Début en fanfare pour le Festival de Vienne, qui cherche à sortir de la bulle élitaire : Diamante, le spectacle de l’Argentin Mariano Pensotti sur une cité idéale du capitalisme à l’ère néo-libérale, est une prouesse logistique dans un lieu résolument décentré. Et une réflexion grinçante sur les rêves d’un monde meilleur face à la triste réalité.

Monté en 2018 pour la Triennale de la Ruhr – qui a investi dans l’ouest de l’Allemagne les anciennes centrales et usines sidérurgiques désertées par la mondialisation -, le spectacle de l’Argentin Mariano Pensotti sur la décadence d’une cité idéale du capitalisme à l'ère néo-libérale, Diamante, a fait l’ouverture du Festival de Vienne, les Wiener Festwochen (du 11 mai au 16 juin), au moment où celui-ci cherche à se renouveler en sortant de sa bulle élitaire.

« Ouverture » est à prendre dans le sens d’élargissement géographique et social, autant que de geste inaugural.

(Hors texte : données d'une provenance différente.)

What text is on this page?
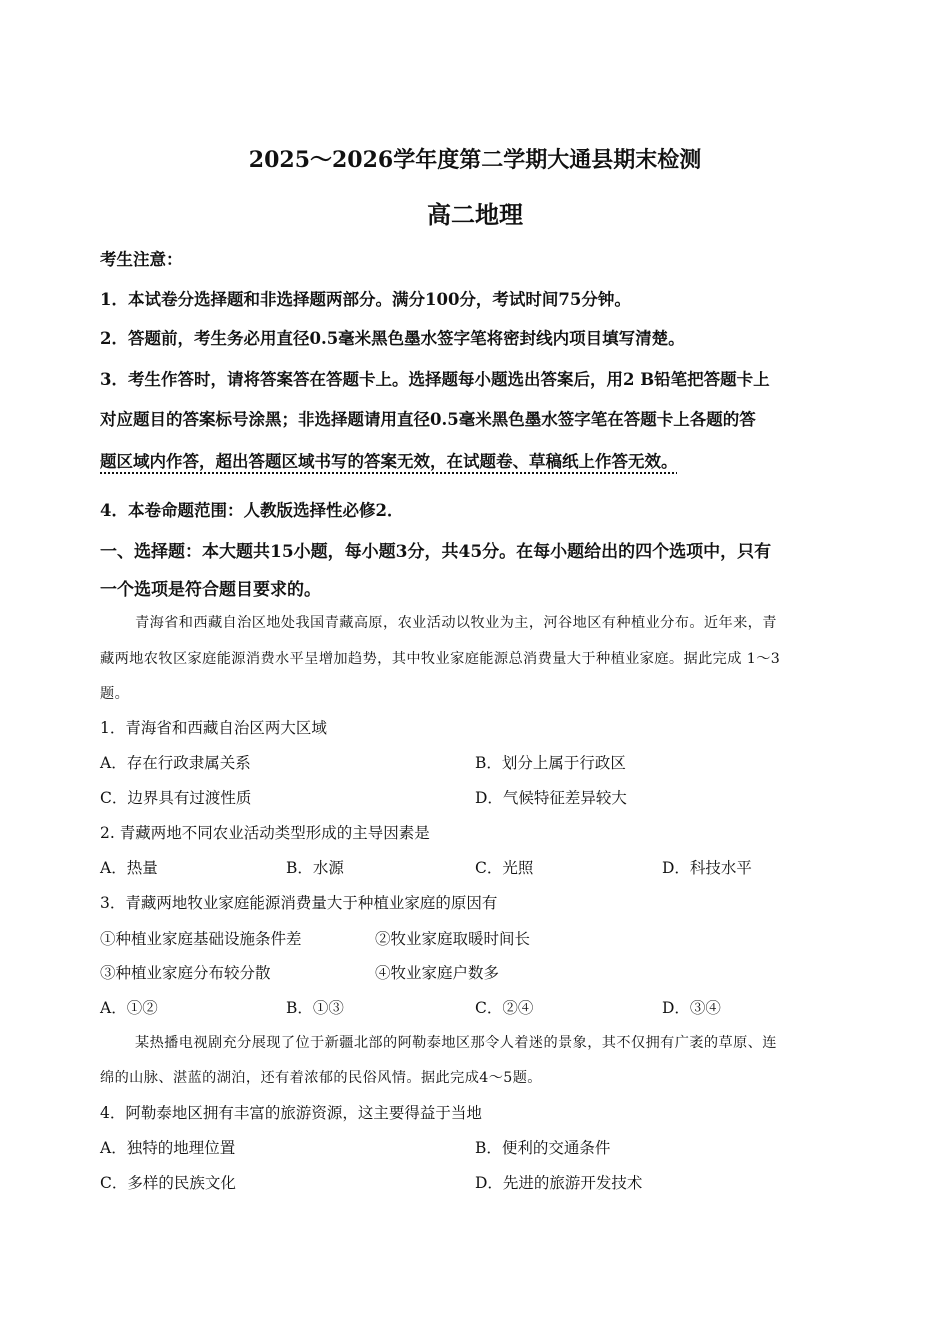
2025～2026学年度第二学期大通县期末检测
高二地理
考生注意：
1．本试卷分选择题和非选择题两部分。满分100分，考试时间75分钟。
2．答题前，考生务必用直径0.5毫米黑色墨水签字笔将密封线内项目填写清楚。
3．考生作答时，请将答案答在答题卡上。选择题每小题选出答案后，用2 B铅笔把答题卡上
对应题目的答案标号涂黑；非选择题请用直径0.5毫米黑色墨水签字笔在答题卡上各题的答
题区域内作答，超出答题区域书写的答案无效，在试题卷、草稿纸上作答无效。
4．本卷命题范围：人教版选择性必修2．
一、选择题：本大题共15小题，每小题3分，共45分。在每小题给出的四个选项中，只有
一个选项是符合题目要求的。
青海省和西藏自治区地处我国青藏高原，农业活动以牧业为主，河谷地区有种植业分布。近年来，青
藏两地农牧区家庭能源消费水平呈增加趋势，其中牧业家庭能源总消费量大于种植业家庭。据此完成 1～3
题。
1．青海省和西藏自治区两大区域
A．存在行政隶属关系	B．划分上属于行政区
C．边界具有过渡性质	D．气候特征差异较大
2. 青藏两地不同农业活动类型形成的主导因素是
A．热量	B．水源	C．光照	D．科技水平
3．青藏两地牧业家庭能源消费量大于种植业家庭的原因有
①种植业家庭基础设施条件差	②牧业家庭取暖时间长
③种植业家庭分布较分散	④牧业家庭户数多
A．①②	B．①③	C．②④	D．③④
某热播电视剧充分展现了位于新疆北部的阿勒泰地区那令人着迷的景象，其不仅拥有广袤的草原、连
绵的山脉、湛蓝的湖泊，还有着浓郁的民俗风情。据此完成4～5题。
4．阿勒泰地区拥有丰富的旅游资源，这主要得益于当地
A．独特的地理位置	B．便利的交通条件
C．多样的民族文化	D．先进的旅游开发技术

Au lieu des territoires balisés du Museumsquartier, à deux pas du Ring et des grands musées viennois, les premières représentations du festival – Diamante et le ballet aCORdo de la chorégraphe brésilienne Alice Ripoll, sur les brutalités policières dans les favelas de Rio, mais aussi la « sculpture vocale » de la Marocaine Bouchra Ouizguen, ou encore l’expérience, fondée sur le cri, que la Belge Sarah Vanhee mène avec des habitants du coin – se sont déroulées à la Donaustadt (Ville du Danube), au nord-est de la capitale. De loin le plus « jeune » arrondissement viennois, puisque la moyenne d’âge y est inférieure à 30 ans, ce nouveau quartier compte déjà 180.000 habitants et son développement se poursuit, comme le prouve l’omniprésence du logo de Signa, l’entreprise immobilière du milliardaire tyrolien René Benko.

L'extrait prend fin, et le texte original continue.